British women are prepared to spend an average of £15,000 in order to conceive, a survey has shown, with one in ten willing to spend over £50,000 on fertility treatment.
The survey, carried out for Red magazine as their Red Annual National Fertility Report, asked 2,000 women aged between 30 and 45 about fertility treatment. According to the results, published in the October edition of the women's fashion and lifestyle magazine, 38 per cent of women had struggled to conceive. One in ten had sought some form of fertility treatment, with the average amount spent at £8,678.
Nearly all the women said that they would take on extra work and reduce pension contributions in order to pay for the treatment, with over 90 per cent saying they would cut back on holidays, eating out, new clothes and beauty products. Almost a quarter of the women who had IVF had turned to family members and grandparents-to-be for financial help.
Despite the high costs, the success rates of IVF are low. Of the women surveyed, 47 per cent of those who had undergone IVF failed at conceiving, and 18 per cent had undergone more than five cycles.

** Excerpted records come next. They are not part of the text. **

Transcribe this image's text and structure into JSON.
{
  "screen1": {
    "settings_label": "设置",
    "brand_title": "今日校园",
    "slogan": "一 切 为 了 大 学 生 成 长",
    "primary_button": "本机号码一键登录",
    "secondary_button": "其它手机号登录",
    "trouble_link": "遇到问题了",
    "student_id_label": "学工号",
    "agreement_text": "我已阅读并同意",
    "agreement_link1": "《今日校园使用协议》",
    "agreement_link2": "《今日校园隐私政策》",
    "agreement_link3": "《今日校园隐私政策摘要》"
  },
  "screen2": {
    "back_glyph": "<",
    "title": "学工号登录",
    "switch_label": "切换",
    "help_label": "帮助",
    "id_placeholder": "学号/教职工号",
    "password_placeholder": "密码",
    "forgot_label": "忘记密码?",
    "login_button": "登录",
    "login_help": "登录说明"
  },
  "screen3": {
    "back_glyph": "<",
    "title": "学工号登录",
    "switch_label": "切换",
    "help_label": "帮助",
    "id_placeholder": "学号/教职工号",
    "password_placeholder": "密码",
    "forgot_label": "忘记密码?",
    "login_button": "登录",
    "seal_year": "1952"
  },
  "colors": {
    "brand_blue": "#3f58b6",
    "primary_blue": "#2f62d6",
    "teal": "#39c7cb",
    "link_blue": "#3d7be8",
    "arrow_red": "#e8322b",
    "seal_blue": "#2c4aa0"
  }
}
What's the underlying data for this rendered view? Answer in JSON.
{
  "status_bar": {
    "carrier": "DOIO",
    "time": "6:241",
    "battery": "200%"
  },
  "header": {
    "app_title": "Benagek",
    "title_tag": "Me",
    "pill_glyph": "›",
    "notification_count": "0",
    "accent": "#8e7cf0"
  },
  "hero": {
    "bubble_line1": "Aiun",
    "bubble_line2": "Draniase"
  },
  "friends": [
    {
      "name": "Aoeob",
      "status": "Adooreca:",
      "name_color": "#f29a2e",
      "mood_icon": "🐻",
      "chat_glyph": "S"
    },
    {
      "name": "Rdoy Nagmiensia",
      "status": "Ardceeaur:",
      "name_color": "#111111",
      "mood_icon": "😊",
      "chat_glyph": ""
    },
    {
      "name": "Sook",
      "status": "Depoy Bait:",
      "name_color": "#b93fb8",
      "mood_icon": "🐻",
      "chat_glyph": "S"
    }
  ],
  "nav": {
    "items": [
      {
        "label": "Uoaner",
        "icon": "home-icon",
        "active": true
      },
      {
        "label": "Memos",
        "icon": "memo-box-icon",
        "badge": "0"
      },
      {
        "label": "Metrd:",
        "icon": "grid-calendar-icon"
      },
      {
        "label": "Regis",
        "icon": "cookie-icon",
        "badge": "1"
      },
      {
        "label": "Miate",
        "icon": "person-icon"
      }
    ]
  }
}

IVF is known to be highly invasive and difficult. In fact, 65 per cent of the women said that undergoing fertility treatments was more stressful than being made redundant, and 76 per cent found it more stressful than moving house.
Currently 45,000 cycles of IVF are carried out each year in Britain. The NHS provides a limited number of IVF cycles to certain people, but different PCTs have different criteria for deciding who should be allowed it, thereby creating a 'postcode lottery' for state-funded treatment. These criteria may include age, weight and the number of children the woman already has from the current and any previous relationships. A massive 95 per cent of the women in the survey thought that this system was unfair, with 25 per cent saying they would move home for a better chance of getting IVF for free.

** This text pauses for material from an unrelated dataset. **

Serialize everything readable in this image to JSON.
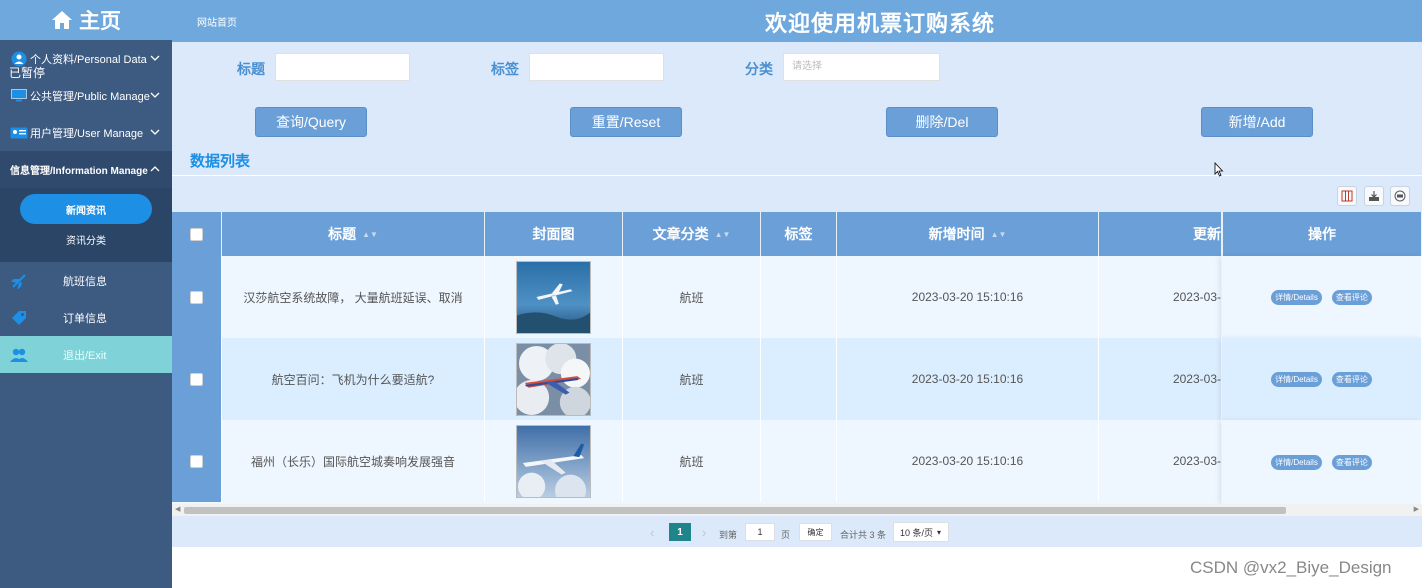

Another issue tackled by the survey was egg donation; nearly half of the women think that those who donate their eggs should be paid a minimum of £1,270.

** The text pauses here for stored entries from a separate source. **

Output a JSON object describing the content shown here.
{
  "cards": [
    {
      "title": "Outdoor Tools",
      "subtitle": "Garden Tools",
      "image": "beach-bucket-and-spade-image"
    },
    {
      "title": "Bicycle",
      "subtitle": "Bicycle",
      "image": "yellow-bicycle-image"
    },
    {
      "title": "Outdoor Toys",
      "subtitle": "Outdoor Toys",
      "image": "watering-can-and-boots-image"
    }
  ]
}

Sam Baker, editor-in-chief of Red, said: 'the report provides an in-depth view into the quest for fertility among British women. Even though we are in the midst of economic uncertainty, the fertility industry has proved itself to be completely recession-proof. Our report shows that women are prepared to make huge financial sacrifices as they do whatever it takes to conceive, cutting back on holidays or pensions in order to boost their chances of having family'.